CPL 30.30 (4) (g) allows the exclusion of "periods of delay occasioned by exceptional circumstances, including . . . the period of delay resulting from a continuance granted at the request of [the People] if . . . the continuance is granted because of the unavailability of evidence material to the people's case, when the [People] ha[ve] exercised due diligence to obtain such evidence" (see People v Clarke, 28 NY3d 48, 52-53 [2016]). Here, the People concede that they failed to exercise due diligence in obtaining a buccal swab from the defendant. Consequently, the 128-day period of delay between April 20, 2011, and August 26, 2011, to test the defendant's DNA and produce a report, was not excludable from the speedy trial computation (see CPL 30.30 [4] [g]; People v Clarke, 28 NY3d at 53).

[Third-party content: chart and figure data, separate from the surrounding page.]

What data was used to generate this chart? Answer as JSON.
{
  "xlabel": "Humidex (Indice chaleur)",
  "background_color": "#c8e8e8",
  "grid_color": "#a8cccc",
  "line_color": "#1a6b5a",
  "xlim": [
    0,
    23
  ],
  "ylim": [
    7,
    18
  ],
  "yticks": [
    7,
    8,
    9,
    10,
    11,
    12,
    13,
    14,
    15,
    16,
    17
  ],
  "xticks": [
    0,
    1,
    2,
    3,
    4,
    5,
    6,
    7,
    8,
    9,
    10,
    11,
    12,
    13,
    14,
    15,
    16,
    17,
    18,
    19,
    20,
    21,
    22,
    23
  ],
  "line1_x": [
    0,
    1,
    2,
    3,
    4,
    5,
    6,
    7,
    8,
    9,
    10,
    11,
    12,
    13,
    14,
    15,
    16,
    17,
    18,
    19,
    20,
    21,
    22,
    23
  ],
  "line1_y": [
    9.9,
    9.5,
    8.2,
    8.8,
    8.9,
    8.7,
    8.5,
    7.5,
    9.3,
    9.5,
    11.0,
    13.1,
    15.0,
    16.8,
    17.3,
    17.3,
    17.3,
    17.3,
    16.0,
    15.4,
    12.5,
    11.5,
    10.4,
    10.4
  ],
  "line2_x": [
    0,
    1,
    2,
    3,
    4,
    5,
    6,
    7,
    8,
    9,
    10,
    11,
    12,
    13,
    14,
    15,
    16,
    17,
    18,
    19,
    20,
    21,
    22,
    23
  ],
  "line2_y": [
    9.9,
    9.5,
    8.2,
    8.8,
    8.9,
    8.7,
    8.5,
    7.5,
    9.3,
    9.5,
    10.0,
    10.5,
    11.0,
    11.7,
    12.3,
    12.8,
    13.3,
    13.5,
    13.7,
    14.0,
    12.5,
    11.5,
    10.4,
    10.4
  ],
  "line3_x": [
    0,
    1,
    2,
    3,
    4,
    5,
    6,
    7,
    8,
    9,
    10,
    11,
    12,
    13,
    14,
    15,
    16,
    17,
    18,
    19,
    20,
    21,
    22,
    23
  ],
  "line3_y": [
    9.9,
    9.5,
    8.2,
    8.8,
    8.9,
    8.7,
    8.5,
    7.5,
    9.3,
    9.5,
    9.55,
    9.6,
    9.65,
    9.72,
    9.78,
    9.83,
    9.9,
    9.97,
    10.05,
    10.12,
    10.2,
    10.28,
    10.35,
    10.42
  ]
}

Nevertheless, the People established that the 37-day adjournment from July 20, 2011, to August 26, 2011, taken while the DNA results remained pending and the People were otherwise not ready to proceed, is excludable pursuant to CPL 30.30 (4) (f). CPL 30.30 (4) (f) expressly excludes from the period of time within which the People must be ready for trial any period of time "during which the defendant is without counsel through no fault of the court." The exclusion provided by CPL 30.30 (4) (f) is applicable notwithstanding the People's own lack of readiness (see People v Cox, 161 AD3d 1100, 1101 [2018]; People v Mannino, 306 AD2d 157, 158 [2003]; People v Aubin, 245 AD2d 805, 806 [1997]; People v Lassiter, 240 AD2d 293 [1997]; People v Brown, 195 AD2d 310, 311 [1993]). Contrary to the defendant's contention, the exclusion is not limited to prereadiness periods of delay. Exclusion of the 37 days brings the time chargeable to the People to 152 days, within the six months allowed by statute (see People v Cortes, 80 NY2d 201 [1992]). Accordingly, we agree with the Supreme Court's denial, upon reargument, of the defendant's motion pursuant to CPL 440.10 to vacate his judgment of conviction on the ground that he was denied his statutory right to a speedy trial.
The parties' remaining contentions either are without merit or need not be reached in light of our determination. Rivera, J.P., Leventhal, Barros and Brathwaite Nelson, JJ., concur.